Eight issues in COP21, and where they're at
Even though the new text may not necessarily reflect the true state of negotiations, what are some of the areas where landings appear to have been achieved, and what are the remaining issues that must be resolved in the time available? Here is a quick overview:
- While limiting global temperature increase to less than 2 degrees above pre-industrial levels remains the long-term goal under the agreement, consistent with the framework convention, an option in the text provides for a new or additional goal of 1.5 degrees. If adopted, this would provide added impetus for more ambitious emissions reduction, particularly when the agreement provides for regular reviews and a global stocktake to measure performance. In the decision text, the IPCC is to prepare a report on the implications of a 1.5 degree goal, with that report to be delivered in 2018, in time for future reviews.
- Regular five-year review of parties' commitments appears to be a settled requirement, with the only outstanding issue being the timing of the first review. Options include 2020 or 2021, with parties' further commitments to represent progression beyond previous efforts, and a global stocktake to be initially undertaken by 2023/24 and every five years thereafter to inform future commitments.
- The ability of developing countries to contribute to mitigation and adaptation being expressed as dependent on support from developed countries (including financial support, technology transfer and capacity building), appears to be another agreed position, with the options concerned with the nature and extent of that support. A new mechanism is proposed to be established under the agreement to support sustainable development in developing countries.

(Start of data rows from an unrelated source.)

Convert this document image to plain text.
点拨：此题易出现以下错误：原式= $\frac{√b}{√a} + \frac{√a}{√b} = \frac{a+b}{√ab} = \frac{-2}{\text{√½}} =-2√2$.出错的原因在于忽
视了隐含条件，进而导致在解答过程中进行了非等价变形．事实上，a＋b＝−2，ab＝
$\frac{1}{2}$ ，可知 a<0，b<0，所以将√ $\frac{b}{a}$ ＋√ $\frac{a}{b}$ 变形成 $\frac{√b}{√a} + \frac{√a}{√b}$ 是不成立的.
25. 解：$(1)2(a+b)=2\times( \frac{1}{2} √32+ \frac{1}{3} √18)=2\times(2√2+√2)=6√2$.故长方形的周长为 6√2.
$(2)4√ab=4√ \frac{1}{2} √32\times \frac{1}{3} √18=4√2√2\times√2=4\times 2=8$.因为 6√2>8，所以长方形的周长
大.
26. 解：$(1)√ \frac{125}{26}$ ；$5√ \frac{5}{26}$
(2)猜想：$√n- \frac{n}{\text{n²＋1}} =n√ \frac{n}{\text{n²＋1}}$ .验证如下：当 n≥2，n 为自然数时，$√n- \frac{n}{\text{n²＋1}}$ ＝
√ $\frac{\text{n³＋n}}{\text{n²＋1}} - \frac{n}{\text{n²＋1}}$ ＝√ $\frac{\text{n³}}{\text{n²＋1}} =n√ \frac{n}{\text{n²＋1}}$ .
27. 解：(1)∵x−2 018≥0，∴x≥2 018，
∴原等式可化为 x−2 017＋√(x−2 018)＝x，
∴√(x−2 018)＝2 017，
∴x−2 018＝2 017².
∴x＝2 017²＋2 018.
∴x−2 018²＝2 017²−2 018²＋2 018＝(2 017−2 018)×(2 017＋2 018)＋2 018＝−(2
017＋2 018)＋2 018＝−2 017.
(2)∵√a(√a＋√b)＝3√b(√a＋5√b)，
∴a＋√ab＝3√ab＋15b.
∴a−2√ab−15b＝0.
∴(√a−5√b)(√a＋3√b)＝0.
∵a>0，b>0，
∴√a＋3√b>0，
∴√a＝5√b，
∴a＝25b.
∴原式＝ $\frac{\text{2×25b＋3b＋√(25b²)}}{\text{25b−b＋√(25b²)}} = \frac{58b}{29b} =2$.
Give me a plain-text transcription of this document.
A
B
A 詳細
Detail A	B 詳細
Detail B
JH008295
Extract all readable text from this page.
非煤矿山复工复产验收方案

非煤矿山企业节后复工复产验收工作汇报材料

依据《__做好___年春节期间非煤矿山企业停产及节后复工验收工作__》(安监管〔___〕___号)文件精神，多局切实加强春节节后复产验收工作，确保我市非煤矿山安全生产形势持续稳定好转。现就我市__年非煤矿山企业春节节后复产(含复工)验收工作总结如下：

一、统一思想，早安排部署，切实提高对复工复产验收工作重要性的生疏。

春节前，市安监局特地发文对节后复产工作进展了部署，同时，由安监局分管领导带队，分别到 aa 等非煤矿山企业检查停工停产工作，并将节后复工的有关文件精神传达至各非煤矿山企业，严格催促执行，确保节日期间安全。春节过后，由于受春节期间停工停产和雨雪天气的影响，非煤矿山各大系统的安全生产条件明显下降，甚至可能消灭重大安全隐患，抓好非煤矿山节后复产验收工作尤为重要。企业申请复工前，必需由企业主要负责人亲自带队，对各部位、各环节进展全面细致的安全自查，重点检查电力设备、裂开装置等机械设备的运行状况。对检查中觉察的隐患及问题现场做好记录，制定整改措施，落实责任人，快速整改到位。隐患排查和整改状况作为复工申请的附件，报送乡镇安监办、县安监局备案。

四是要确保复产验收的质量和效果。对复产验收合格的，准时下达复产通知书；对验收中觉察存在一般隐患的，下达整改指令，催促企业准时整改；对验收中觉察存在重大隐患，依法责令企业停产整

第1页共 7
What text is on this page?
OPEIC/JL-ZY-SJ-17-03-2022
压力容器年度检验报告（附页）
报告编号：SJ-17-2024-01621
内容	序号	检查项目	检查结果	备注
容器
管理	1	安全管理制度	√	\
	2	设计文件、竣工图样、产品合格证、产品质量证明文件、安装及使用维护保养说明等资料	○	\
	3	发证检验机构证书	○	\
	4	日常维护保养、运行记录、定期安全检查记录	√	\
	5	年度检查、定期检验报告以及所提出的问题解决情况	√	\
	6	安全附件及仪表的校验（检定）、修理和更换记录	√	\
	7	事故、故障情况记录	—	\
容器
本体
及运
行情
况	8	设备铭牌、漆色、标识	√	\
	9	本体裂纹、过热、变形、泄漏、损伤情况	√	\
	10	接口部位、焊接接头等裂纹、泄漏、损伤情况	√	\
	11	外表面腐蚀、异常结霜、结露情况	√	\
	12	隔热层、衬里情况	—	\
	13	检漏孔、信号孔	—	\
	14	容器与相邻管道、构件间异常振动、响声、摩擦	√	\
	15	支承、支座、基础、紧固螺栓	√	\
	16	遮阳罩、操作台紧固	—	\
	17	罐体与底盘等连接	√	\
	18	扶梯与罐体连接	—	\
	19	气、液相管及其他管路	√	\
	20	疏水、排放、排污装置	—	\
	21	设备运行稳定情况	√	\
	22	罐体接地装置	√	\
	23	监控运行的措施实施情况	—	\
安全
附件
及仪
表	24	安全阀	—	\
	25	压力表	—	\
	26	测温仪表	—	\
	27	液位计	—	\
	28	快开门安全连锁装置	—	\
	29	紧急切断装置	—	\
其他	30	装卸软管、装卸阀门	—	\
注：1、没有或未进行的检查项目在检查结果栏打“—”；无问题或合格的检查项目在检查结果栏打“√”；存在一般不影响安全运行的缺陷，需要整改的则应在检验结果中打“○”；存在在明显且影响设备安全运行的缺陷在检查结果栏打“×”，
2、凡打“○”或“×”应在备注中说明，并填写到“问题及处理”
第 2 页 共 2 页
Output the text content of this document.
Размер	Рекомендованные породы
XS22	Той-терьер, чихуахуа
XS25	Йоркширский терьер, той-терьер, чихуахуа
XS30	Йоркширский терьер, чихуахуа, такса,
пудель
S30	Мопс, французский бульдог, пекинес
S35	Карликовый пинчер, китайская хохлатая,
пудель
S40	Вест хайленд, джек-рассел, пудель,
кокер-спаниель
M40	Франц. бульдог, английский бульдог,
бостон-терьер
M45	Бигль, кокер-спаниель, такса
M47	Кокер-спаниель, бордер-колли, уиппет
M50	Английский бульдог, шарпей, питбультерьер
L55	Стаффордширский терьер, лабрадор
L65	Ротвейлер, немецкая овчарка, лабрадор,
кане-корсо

- Parties are encouraged to develop long-term low emissions development strategies, to provide a broader context to the development of future commitments and to enable correlation between support and implementation of those strategies. This is in addition to the requirement for each party to regularly prepare a new INDC, and to implement them domestically.
- Agreement appears to have been reached on the manner and form in which information is provided by the parties under the Agreement. Information in any new INDC, or in reporting against performance, is to be provided in a consistent manner, and in a form determined by the conference to the parties to the agreement (CMA). The submitted information will also be subject to some form of technical expert review. This is intended to ensure clarity, transparency and understanding of that information but presumably also comparability. To the extent that developing countries lack capacity and resources to meet these higher levels of monitoring, reporting and verification, support will be available. The decision text establishes a Capacity Building Initiative for Transparency to build institutional and technical capacity both pre-2020 and post-2020 to support developing countries upon request in meeting enhanced transparency requirements. This will provide a degree of assurance to parties that each member is meeting their commitments.
- Loss and damage resulting from climate change appears to have remained within the existing framework of the Warsaw International Mechanism. Attempts by G77 to introduce a separate liability and compensation obligation on developed countries appear to have been stared down.
- The article in both the draft agreement and decision text concerning adaptation actions is by and large settled. The agreement commits all parties to building adaptive capacity and resilience to the effects of climate change utilising the Cancun Framework.
- Finance remains the section with the most bracketed text and options, although there is a general acknowledgement of the need for developed countries to provide new and additional finance to assist developing countries with mitigation and adaptation. What the quantum of that needs to be and the source of those funds remains to be resolved but the current commitment of US$100bn appears to be a floor.
The role of civil society
New to the decision text is an explicit acknowledgement of the role of civil society in meeting the challenges of climate change, with the decision providing for the continuation of the successful Lima-Paris Action Agenda by which business and sub-national jurisdictions could voluntarily commit to emissions reductions. The existing register of these voluntary commitments, the NAZCA, will continue and be supported by the appointment of two high-level champions to further encourage voluntary action by business.
Start date after 1 January 2020
If adopted by the COP, the agreement is to commence once a sufficient number of parties have ratified, signed or adopted the agreement. The current options in the text are 50 or 60 members, and there is bracketed text that obligations are not to commence before 1 January 2020. Even if such a date is to make it into the final text, the decision text allows parties to provisionally implement the agreement before it formally comes into force.
What we can expect in the next two days
Extensive further consultation and meetings are expected over the next 24-48 hours by country delegates to try and resolve remaining issues. Even if the agreement might lack sufficient ambition, the ambition of the French presidency cannot be doubted as it is committed to the deal being done before close of business on Friday, 11 December.